Asked about the use of contractors in Afghanistan, McChrystal said, "I think we've gone too far."

The NATO commander made his remarks during a lecture at the Institute for Higher Defense Studies at the Ecole Militaire staff college here.

"I think that the use of contractors was done with good intentions, so we could live with a limited number of military [personnel]; in some cases, we thought we could save money," he said.

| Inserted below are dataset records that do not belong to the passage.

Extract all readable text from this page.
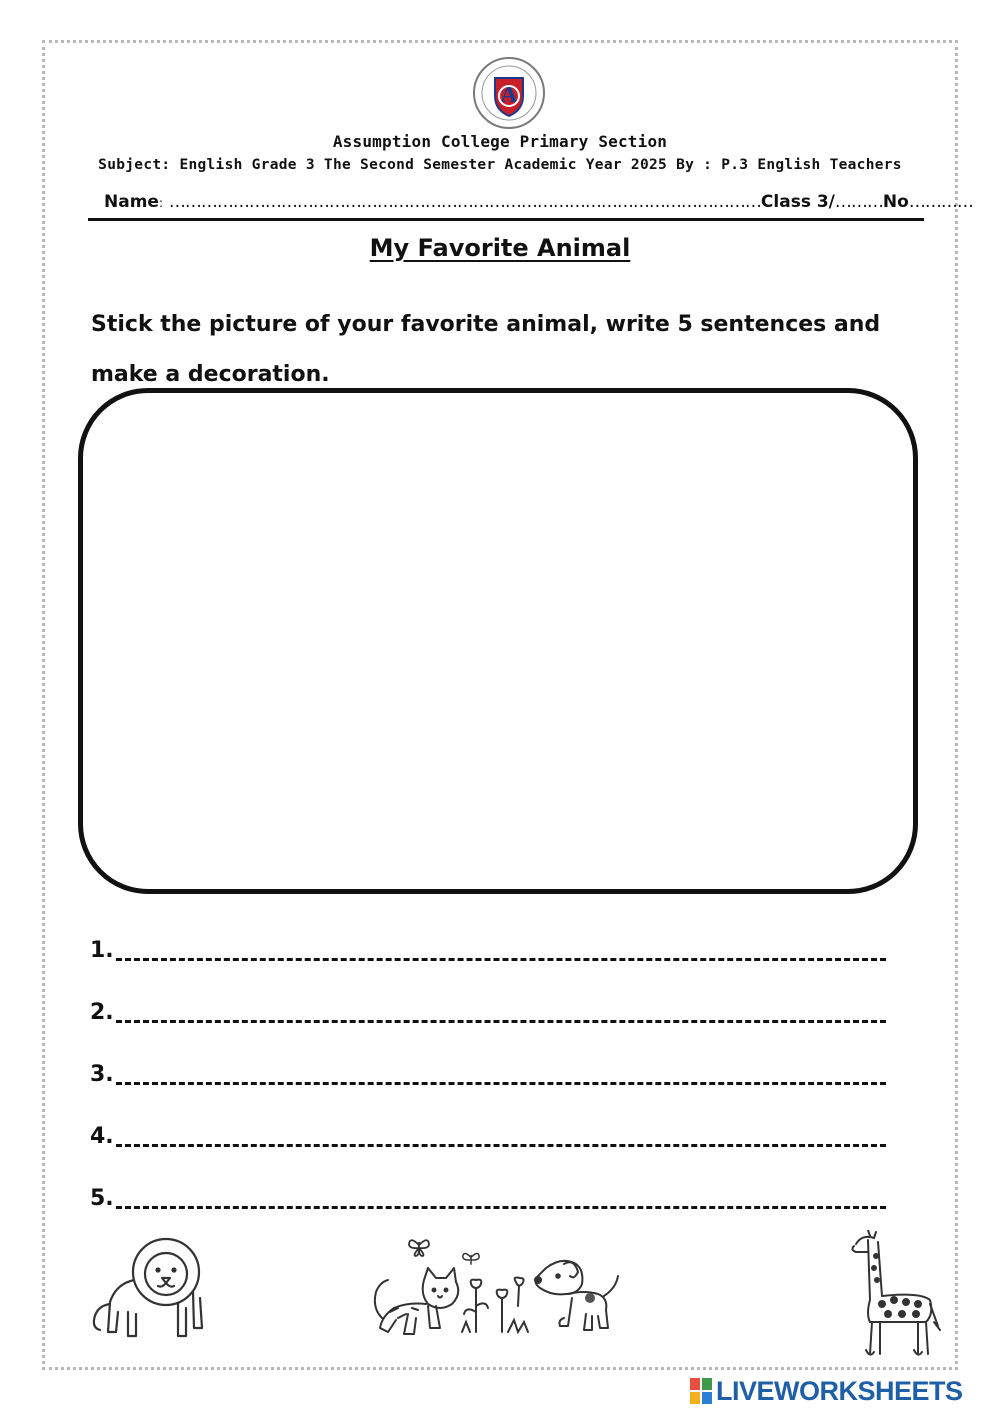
A
Assumption College Primary Section
Subject: English Grade 3 The Second Semester Academic Year 2025 By : P.3 English Teachers
Name: …………………………………………………………………………………………………Class 3/………No…………
My Favorite Animal
Stick the picture of your favorite animal, write 5 sentences and make a decoration.
1.
2.
3.
4.
5.
LIVEWORKSHEETS
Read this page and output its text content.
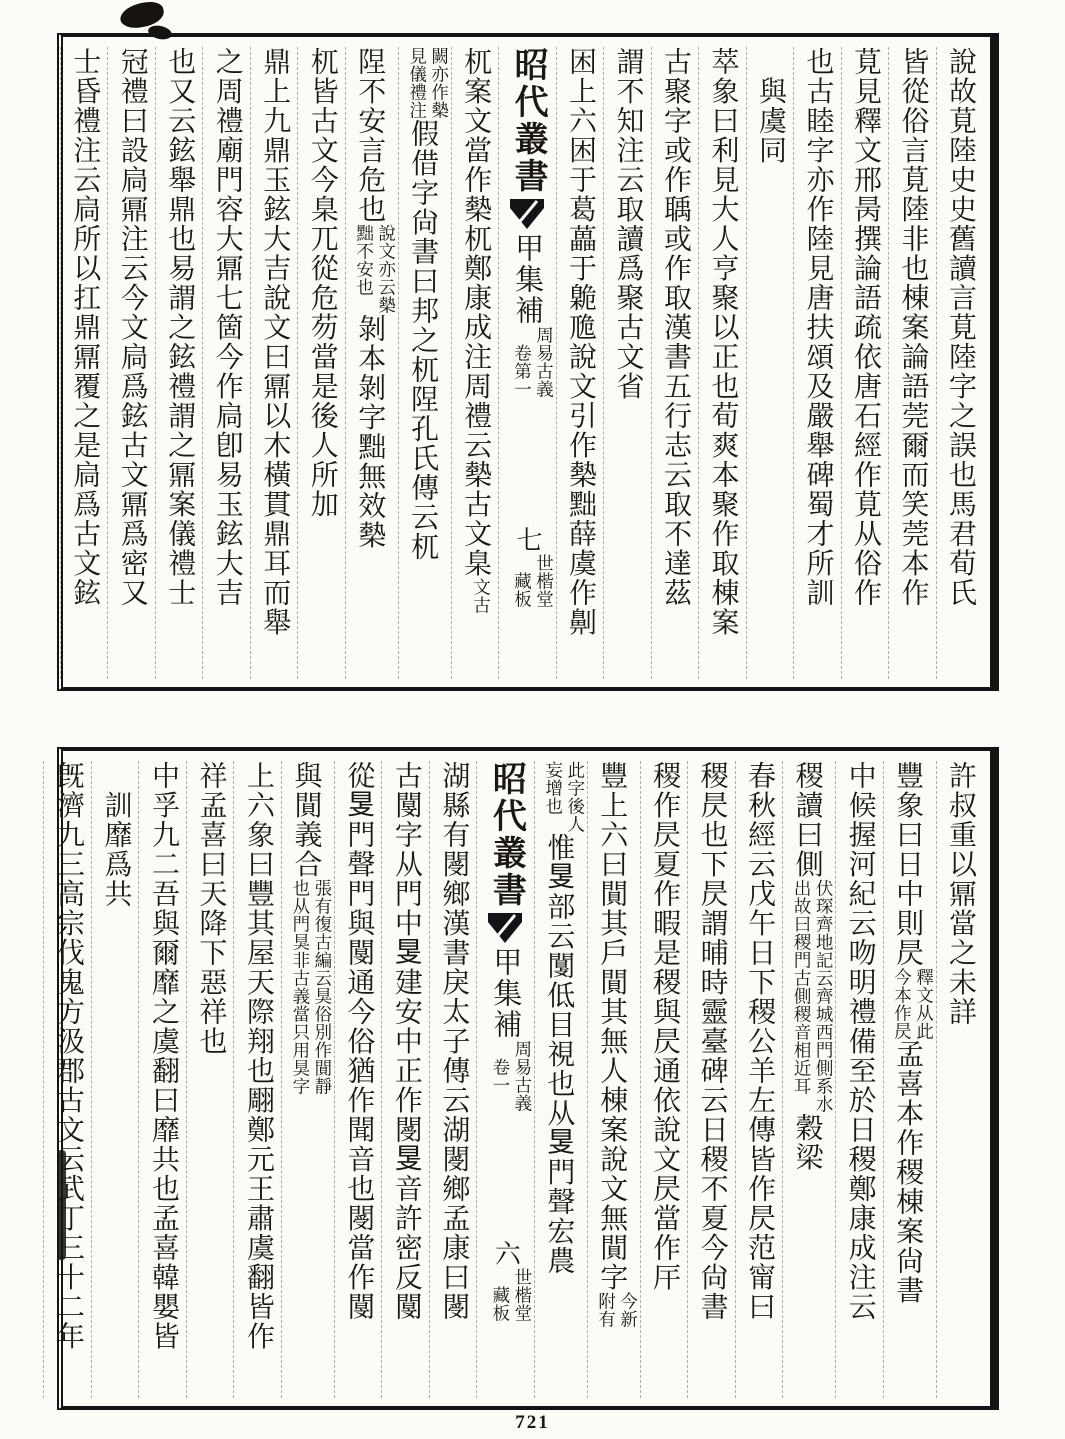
說故莧陸史史舊讀言莧陸字之誤也馬君荀氏
皆從俗言莧陸非也棟案論語莞爾而笑莞本作
莧見釋文邢昺撰論語疏依唐石經作莧从俗作
也古睦字亦作陸見唐扶頌及嚴舉碑蜀才所訓
　與虞同
萃象曰利見大人亨聚以正也荀爽本聚作取棟案
古聚字或作聥或作取漢書五行志云取不達茲
謂不知注云取讀爲聚古文省
困上六困于葛藟于臲卼說文引作槷黜薛虞作劓
昭代叢書甲集補
周易古義
　卷第一
七
世楷堂
　藏板
杌案文當作槷杌鄭康成注周禮云槷古文臬
文古
闕亦作槷
見儀禮注
假借字尙書曰邦之杌陧孔氏傳云杌
陧不安言危也
說文亦云槷
黜不安也
剝本剝字黜無效槷
杌皆古文今臬兀從危芴當是後人所加
鼎上九鼎玉鉉大吉說文曰鼏以木橫貫鼎耳而舉
之周禮廟門容大鼏七箇今作扃卽易玉鉉大吉
也又云鉉舉鼎也易謂之鉉禮謂之鼏案儀禮士
冠禮曰設扃鼏注云今文扃爲鉉古文鼏爲密又
士昏禮注云扃所以扛鼎鼏覆之是扃爲古文鉉
許叔重以鼏當之未詳
豐象曰日中則昃
釋文从此
今本作昃
孟喜本作稷棟案尙書
中候握河紀云吻明禮備至於日稷鄭康成注云
稷讀曰側
伏琛齊地記云齊城西門側系水
出故曰稷門古側稷音相近耳
穀梁
春秋經云戊午日下稷公羊左傳皆作昃范甯曰
稷昃也下昃謂晡時靈臺碑云日稷不夏今尙書
稷作昃夏作暇是稷與昃通依說文昃當作厈
豐上六曰閴其戶閴其無人棟案說文無閴字
今新
附有
此字後人
妄增也
惟𥄎部云闅低目視也从𥄎門聲宏農
昭代叢書甲集補
周易古義
　卷一
六
世楷堂
　藏板
湖縣有閿鄉漢書戾太子傳云湖閿鄉孟康曰閿
古閺字从門中𥄎建安中正作閿𥄎音許密反閺
從𥄎門聲門與閺通今俗猶作聞音也閿當作閺
與閴義合
張有復古編云狊俗別作閴靜
也从門狊非古義當只用狊字
上六象曰豐其屋天際翔也翢鄭元王肅虞翻皆作
祥孟喜曰天降下惡祥也
中孚九二吾與爾靡之虞翻曰靡共也孟喜韓嬰皆
　訓靡爲共
旣濟九三高宗伐鬼方汲郡古文云武丁三十二年
721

"I think it doesn't save money. I actually think it would be better to reduce the number of contractors involved, increase the number of military if necessary, and where we have contractors, in many cases, I believe we could stop using foreign contractors and use a greater number of Afghan contractors," he said.

"We have created in ourselves a dependency on contractors that is greater than it ought to be."

Asked if the target of zero civilian casualties is realistic, McChrystal said, "The day a force says it's OK to kill a certain number of civilians, I think we've lost our moral compass.

"It is very difficult in any war to think you won't harm civilians or do unintended damage, but if you don't try to do that, you run the risk of being not seriously enough focused on it," he said.

Studies have shown that where civilian casualties occurred, an upsurge of violence followed that lasted for five months, he said. Force protection is important, but soldiers are being asked to exercise "courageous restraint," even if that means accepting additional risk for troops, to avoid firing on civilians, he said.